Don’t worry, you are not alone. It happens in every organization all of the time. The simple truth of the matter is Sponsors don’t care about change management. As change management practitioners ourselves, we know this is difficult to hear, but it is the simple, cold-hard truth.
The Language of “Sponsorland”
What Sponsors do care about is getting projects done fast, cheap and to scope. So, when you start talking about “change management” senior level executives will automatically start to think:
- How much is this going to cost?
- How much time is it going to take?
- I don’t need to be involved, we have HR or “other” people to worry about that.
Don Harrison, developer of the AIM Change Management Methodology, puts it like this, “Every Sponsor wants to pay the least price possible to get the best results possible.” It’s why we say change management is an exercise in power and politics. In order to get things done, a Change Agent needs to be able to influence both Sponsors and Targets.
One of the first steps in getting your Sponsors to sit up and pay attention, is to speak their language (i.e., in their frame of reference), not yours. Don says, “When you go to France your best option is to speak French. When you go to 'Sponsorland,' you need to speak the language of Sponsors."
It’s actually quite simple: Sponsors want to know three things:
- What’s in the change for them personally?
- What’s in it for their organization?
- What’s in it for the enterprise as a whole?
So, in your next Sponsor meeting instead of talking in generic terms about change management, talk to your Sponsors in business terms and focus on results. Talk about how to mitigate the risks on their projects and programs and what it will take to deliver value realization for their investment. By doing this, your Sponsors are much more likely to be invested in what you are saying.
Practical Tips for Speaking to your Sponsors
Below are a few tips on how to speak to your Sponsors, in order to get the results, you are looking for:
- Discuss the Project from the Sponsor’s Frame of Reference - Remember, their frame of reference does not include change management speak! Instead, try talking about how you can help get projects done faster, better, and at a higher level of quality.
- Don’t Use Buzz Words – While we do say to use business terms for business leaders, one of the cautions we have for participants who leave our training programs is they should not go back to their organizations using “change management” buzz words. As we talked about in #1, your Senior Leaders don’t want to hear it. Try getting through your next Sponsor meeting without using the following words:
Change Management Involvement Implementation Empowerment Support Endorsement Change Agent Engagement Resistance Readiness Change Climate Culture Process Disruption Sponsor
- Data Matters - The other thing we know about the language of “Sponsorland” is data matters.

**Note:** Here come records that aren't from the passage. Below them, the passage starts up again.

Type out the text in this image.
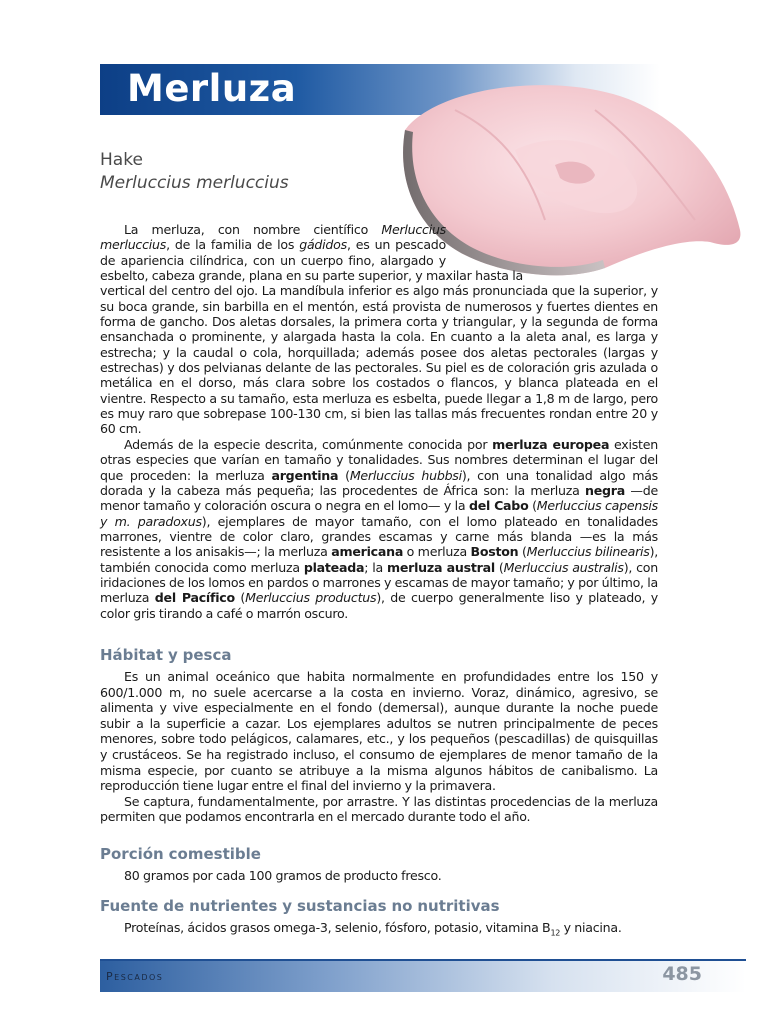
Merluza
Hake
Merluccius merluccius

La merluza, con nombre científico Merluccius merluccius, de la familia de los gádidos, es un pescado de apariencia cilíndrica, con un cuerpo fino, alargado y esbelto, cabeza grande, plana en su parte superior, y maxilar hasta la vertical del centro del ojo. La mandíbula inferior es algo más pronunciada que la superior, y su boca grande, sin barbilla en el mentón, está provista de numerosos y fuertes dientes en forma de gancho. Dos aletas dorsales, la primera corta y triangular, y la segunda de forma ensanchada o prominente, y alargada hasta la cola. En cuanto a la aleta anal, es larga y estrecha; y la caudal o cola, horquillada; además posee dos aletas pectorales (largas y estrechas) y dos pelvianas delante de las pectorales. Su piel es de coloración gris azulada o metálica en el dorso, más clara sobre los costados o flancos, y blanca plateada en el vientre. Respecto a su tamaño, esta merluza es esbelta, puede llegar a 1,8 m de largo, pero es muy raro que sobrepase 100-130 cm, si bien las tallas más frecuentes rondan entre 20 y 60 cm.

Además de la especie descrita, comúnmente conocida por merluza europea existen otras especies que varían en tamaño y tonalidades. Sus nombres determinan el lugar del que proceden: la merluza argentina (Merluccius hubbsi), con una tonalidad algo más dorada y la cabeza más pequeña; las procedentes de África son: la merluza negra —de menor tamaño y coloración oscura o negra en el lomo— y la del Cabo (Merluccius capensis y m. paradoxus), ejemplares de mayor tamaño, con el lomo plateado en tonalidades marrones, vientre de color claro, grandes escamas y carne más blanda —es la más resistente a los anisakis—; la merluza americana o merluza Boston (Merluccius bilinearis), también conocida como merluza plateada; la merluza austral (Merluccius australis), con iridaciones de los lomos en pardos o marrones y escamas de mayor tamaño; y por último, la merluza del Pacífico (Merluccius productus), de cuerpo generalmente liso y plateado, y color gris tirando a café o marrón oscuro.

Hábitat y pesca

Es un animal oceánico que habita normalmente en profundidades entre los 150 y 600/1.000 m, no suele acercarse a la costa en invierno. Voraz, dinámico, agresivo, se alimenta y vive especialmente en el fondo (demersal), aunque durante la noche puede subir a la superficie a cazar. Los ejemplares adultos se nutren principalmente de peces menores, sobre todo pelágicos, calamares, etc., y los pequeños (pescadillas) de quisquillas y crustáceos. Se ha registrado incluso, el consumo de ejemplares de menor tamaño de la misma especie, por cuanto se atribuye a la misma algunos hábitos de canibalismo. La reproducción tiene lugar entre el final del invierno y la primavera.

Se captura, fundamentalmente, por arrastre. Y las distintas procedencias de la merluza permiten que podamos encontrarla en el mercado durante todo el año.

Porción comestible

80 gramos por cada 100 gramos de producto fresco.

Fuente de nutrientes y sustancias no nutritivas

Proteínas, ácidos grasos omega-3, selenio, fósforo, potasio, vitamina $B_{12}$ y niacina.

Pescados	485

While anecdotal evidence is useful, Sponsors are more likely to pay attention to data. That's why our change management consultants frame our conversations with Senior Leaders around data we have collected on perceptions of implementation strengths and weaknesses from our Implementation History Assessment and/or Implementation Risk Forecast. When Numbers Talk, Sponsors Listen.

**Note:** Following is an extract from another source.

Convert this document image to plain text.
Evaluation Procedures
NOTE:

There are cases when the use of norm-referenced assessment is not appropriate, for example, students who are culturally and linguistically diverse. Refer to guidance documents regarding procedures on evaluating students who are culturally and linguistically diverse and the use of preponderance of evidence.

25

- Work to Build Trust and Credibility - The one question every Sponsor has is, “Can I trust you?” Trust is built when Change Agents do what they say they are going to do, and when they put Sponsors in a position for them to look and be successful. Remember, trust and speed are functional. The more trust your Sponsor has in you, the faster you’ll be able to implement.
At the end of the day, Sponsors are simply looking for a way to preserve their currency. Sponsor Contracting sessions are your opportunity to ask for specific actions from your Sponsor in exchange for making that Sponsor’s job easier, faster and/or more effective. These meetings are not easy and, in some cases, can be quite intimidating. Framing your discussion around your Sponsor’s currency and not yours is the first step towards building the relationship you need to be able to implement your change successfully.